3.3. FTIR Spectra of Gold Nanoparticles
FTIR measurement carried out shows the amide bands, which were due to –N–H stretch and carbonyl stretch vibration in the amide linkages of the protein. The bands at 1634 and 1560 cm−1 were identified as the amide I and II bands  and arise due to carbonyl stretch and –N–H stretch vibrations in the amide linkages of the proteins, respectively . The positions of these bands are close to those reported for native proteins. The FTIR results thus indicate that secondary structure of the proteins is not affected because of reaction with the Au3+ ions or binding with the gold nanoparticles. The band at ca. 1458 cm−1 is assigned to methylene scissoring vibrations from the proteins in the solution (Figure 3). On comparison of the IR spectra of FocJT1 control and experimental mat with gold nanoparticle, it was observed that 1654 and 1460 cm−1 bands were masked. This indicated that the gold particle formed were in conjugation with protein. Intensity of band 3385 cm−1 was reduced indicating that –OH stretching of alcohol and phenol present on the surface of the mycelial mat might be involved either in the formation or the attachment.

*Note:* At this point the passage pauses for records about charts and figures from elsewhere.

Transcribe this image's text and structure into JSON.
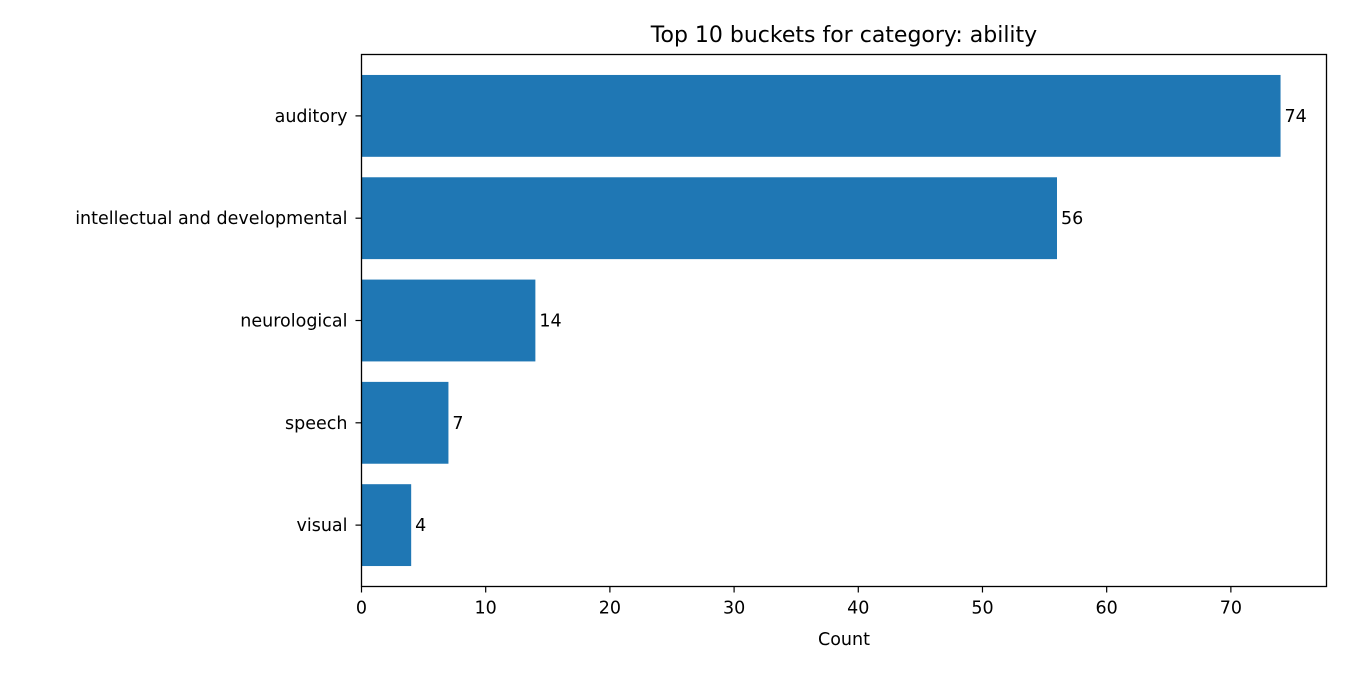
{
  "chart_data": {
    "type": "bar",
    "orientation": "horizontal",
    "title": "Top 10 buckets for category: ability",
    "xlabel": "Count",
    "ylabel": "",
    "categories": [
      "auditory",
      "intellectual and developmental",
      "neurological",
      "speech",
      "visual"
    ],
    "values": [
      74,
      56,
      14,
      7,
      4
    ],
    "data_labels": [
      "74",
      "56",
      "14",
      "7",
      "4"
    ],
    "xlim": [
      0,
      77.7
    ],
    "xticks": [
      0,
      10,
      20,
      30,
      40,
      50,
      60,
      70
    ],
    "xtick_labels": [
      "0",
      "10",
      "20",
      "30",
      "40",
      "50",
      "60",
      "70"
    ],
    "grid": false,
    "legend": "none",
    "bar_color": "#1f77b4"
  }
}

3.4. Particle Size Analysis
Biosynthesized gold nanoparticles were found to be of 22 nm size using particle size analyzer (Figure 4). Extracellular reduction of the metal ions by Foc resulted in the rapid formation of the highly stable gold nanoparticles of 22 nm dimensions. The nanoparticles were not in direct contact within the aggregates, indicating stabilization of the nanoparticles by capping agents. The solution of gold nanoparticles synthesized by the reaction of Au3+ ions with FocJT1 was exceptionally stable.
3.5. Antimicrobial Assay
Gold nanoparticles synthesized by FocJT1 strain incorporated in cotton cloth exhibited antibacterial activity against Pseudomonas sp. (Figure 5). The mechanism of the inhibitory effects of Au ions on microorganisms is partially known. Some studies have reported that the positive charge on the Au ion is crucial for its antimicrobial activity through the electrostatic attraction between negative-charged cell membrane of microorganism and positive-charged nanoparticles .
The present study proved a rapid and extracellular biosynthesis of gold nanoparticles by a fungus, FocJT1, isolated from wilt infected banana plants. Upon addition of the gold ion (10 mM) into the flask containing the mycelial mat, the color of the medium changed very rapidly to burgundy red, which could be due to the excitation of surface plasmon vibrations, typical of the gold nanoparticles. This indicated the presence of gold nanoparticles. The FTIR spectra suggested the capping of gold nanoparticles by protein. A biological process with the ability to strictly control the shape of the particles produced would therefore be an exciting prospect. However, the cellular mechanism leading to the biosynthesis of gold nanoparticles is not yet fully understood. Further research will therefore focus on the development of a fundamental understanding of the process mechanism on -cellular and molecular levels, including isolation and identification of the compounds responsible for the reduction of auric ions.